Stack --> allocate method parameter 8000
Stack address 8000 set to same value as passed parameter 5000
This is why if you reassign an object instance in a method, it does not propagate back to the caller. You would have changed the heap location at stack location 8000. And the calling method's stack location 1000 still has the value 5000 (the original object instance).

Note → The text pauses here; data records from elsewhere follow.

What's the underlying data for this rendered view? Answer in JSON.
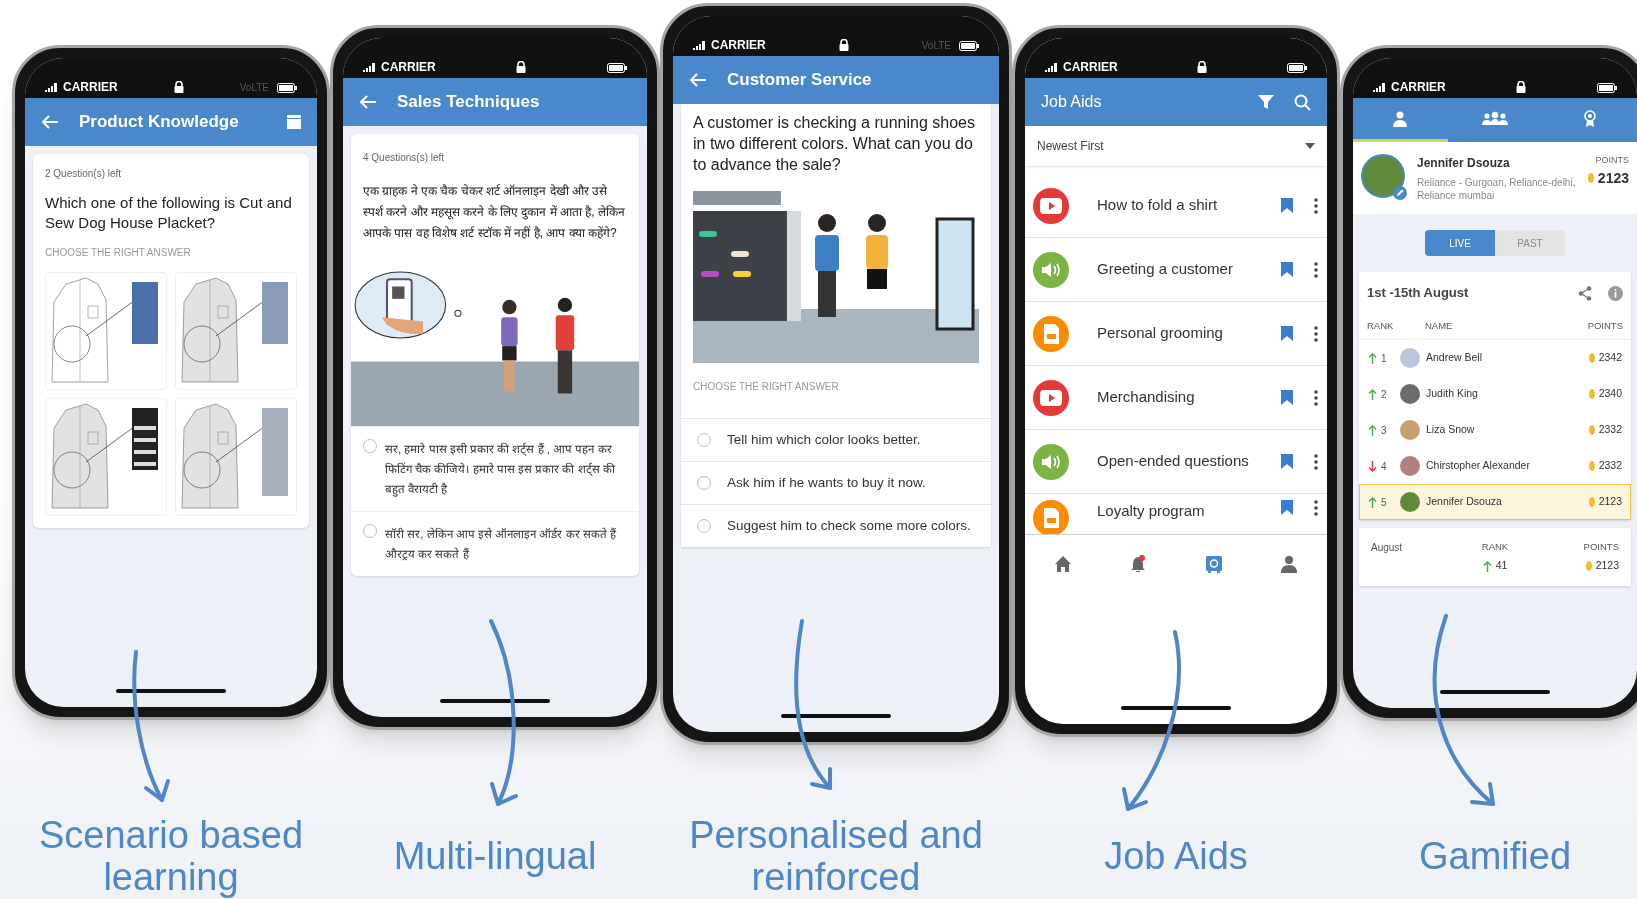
{
  "phones": [
    {
      "kind": "image_quiz",
      "status_bar": {
        "carrier": "CARRIER",
        "network": "VoLTE"
      },
      "header": {
        "title": "Product Knowledge"
      },
      "questions_left": "2 Question(s) left",
      "question": "Which one of the following is Cut and Sew Dog House Placket?",
      "instruction": "CHOOSE THE RIGHT ANSWER",
      "options": [
        {
          "kind": "picture"
        },
        {
          "kind": "picture"
        },
        {
          "kind": "picture"
        },
        {
          "kind": "picture"
        }
      ]
    },
    {
      "kind": "hindi_quiz",
      "status_bar": {
        "carrier": "CARRIER"
      },
      "header": {
        "title": "Sales Techniques"
      },
      "questions_left": "4 Questions(s) left",
      "question": "एक ग्राहक ने एक चैक चेकर शर्ट ऑनलाइन देखी और उसे स्पर्श करने और महसूस करने के लिए दुकान में आता है, लेकिन आपके पास वह विशेष शर्ट स्टॉक में नहीं है, आप क्या कहेंगे?",
      "illustration": {
        "kind": "picture"
      },
      "options": [
        {
          "text": "सर, हमारे पास इसी प्रकार की शर्ट्स हैं , आप पहन कर फिटिंग चैक कीजिये। हमारे पास इस प्रकार की शर्ट्स की बहुत वैरायटी है",
          "selected": false
        },
        {
          "text": "सॉरी सर, लेकिन आप इसे ऑनलाइन ऑर्डर कर सकते हैं औरट्रय कर सकते हैं",
          "selected": false
        }
      ]
    },
    {
      "kind": "scenario_quiz",
      "status_bar": {
        "carrier": "CARRIER",
        "network": "VoLTE"
      },
      "header": {
        "title": "Customer Service"
      },
      "question": "A customer is checking a running shoes in two different colors. What can you do to advance the sale?",
      "illustration": {
        "kind": "picture"
      },
      "instruction": "CHOOSE THE RIGHT ANSWER",
      "options": [
        {
          "text": "Tell him which color looks better.",
          "selected": false
        },
        {
          "text": "Ask him if he wants to buy it now.",
          "selected": false
        },
        {
          "text": "Suggest him to check some more colors.",
          "selected": false
        }
      ]
    },
    {
      "kind": "job_aids",
      "status_bar": {
        "carrier": "CARRIER"
      },
      "header": {
        "title": "Job Aids"
      },
      "sort": {
        "value": "Newest First"
      },
      "items": [
        {
          "kind": "video",
          "title": "How to fold a shirt"
        },
        {
          "kind": "audio",
          "title": "Greeting a customer"
        },
        {
          "kind": "document",
          "title": "Personal grooming"
        },
        {
          "kind": "video",
          "title": "Merchandising"
        },
        {
          "kind": "audio",
          "title": "Open-ended questions"
        },
        {
          "kind": "document",
          "title": "Loyalty program"
        }
      ],
      "nav": [
        {
          "kind": "home",
          "selected": false
        },
        {
          "kind": "notifications",
          "selected": false
        },
        {
          "kind": "library",
          "selected": true
        },
        {
          "kind": "profile",
          "selected": false
        }
      ]
    },
    {
      "kind": "leaderboard",
      "status_bar": {
        "carrier": "CARRIER"
      },
      "tabs": [
        {
          "kind": "profile",
          "selected": true
        },
        {
          "kind": "team",
          "selected": false
        },
        {
          "kind": "awards",
          "selected": false
        }
      ],
      "profile": {
        "name": "Jennifer Dsouza",
        "stores": "Reliance - Gurgoan, Reliance-delhi, Reliance mumbai",
        "points_label": "POINTS",
        "points": "2123"
      },
      "periods": [
        {
          "label": "LIVE",
          "selected": true
        },
        {
          "label": "PAST",
          "selected": false
        }
      ],
      "board": {
        "title": "1st -15th August",
        "columns": [
          "RANK",
          "NAME",
          "POINTS"
        ],
        "rows": [
          {
            "rising": true,
            "rank": "1",
            "name": "Andrew Bell",
            "points": "2342",
            "selected": false
          },
          {
            "rising": true,
            "rank": "2",
            "name": "Judith King",
            "points": "2340",
            "selected": false
          },
          {
            "rising": true,
            "rank": "3",
            "name": "Liza Snow",
            "points": "2332",
            "selected": false
          },
          {
            "rising": false,
            "rank": "4",
            "name": "Chirstopher Alexander",
            "points": "2332",
            "selected": false
          },
          {
            "rising": true,
            "rank": "5",
            "name": "Jennifer Dsouza",
            "points": "2123",
            "selected": true
          }
        ]
      },
      "summary": {
        "period": "August",
        "rank_label": "RANK",
        "rising": true,
        "rank": "41",
        "points_label": "POINTS",
        "points": "2123"
      }
    }
  ],
  "captions": [
    "Scenario based learning",
    "Multi-lingual",
    "Personalised and reinforced",
    "Job Aids",
    "Gamified"
  ]
}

Think of it like this in C:
void method(myobject * obj);
You can certainly change fields of "obj", and you can do this locally:
obj = new myobject();
But the caller will still see the original value it passed.
Java has no analog to the & reference operator.
And there are built in classes which can be used for the your purposes. AtomicInteger, AtomicLong, etc... are mutable, though you may suffer a performance hit due to synchronization involved.
I would recommend a generic ValueHolder class to account for all situations where you want to simulate pass by reference:
public class ValueHolder<T> {
private T value;
// getter/setter/constructor
}
Upvotes: 0
Reputation: 2519
Java allows copy by reference for objects and copy by vlaue for primitive types (int,float,etc..). This is so by default and is not subject to change. If you need to change the value of an int inside a function, then you can use the class Integer for example
Upvotes: -3
Reputation: 309018
You cannot do this. Java is only pass by value. Primitives are obvious, but the thing that's passed for objects is a reference, not the object itself.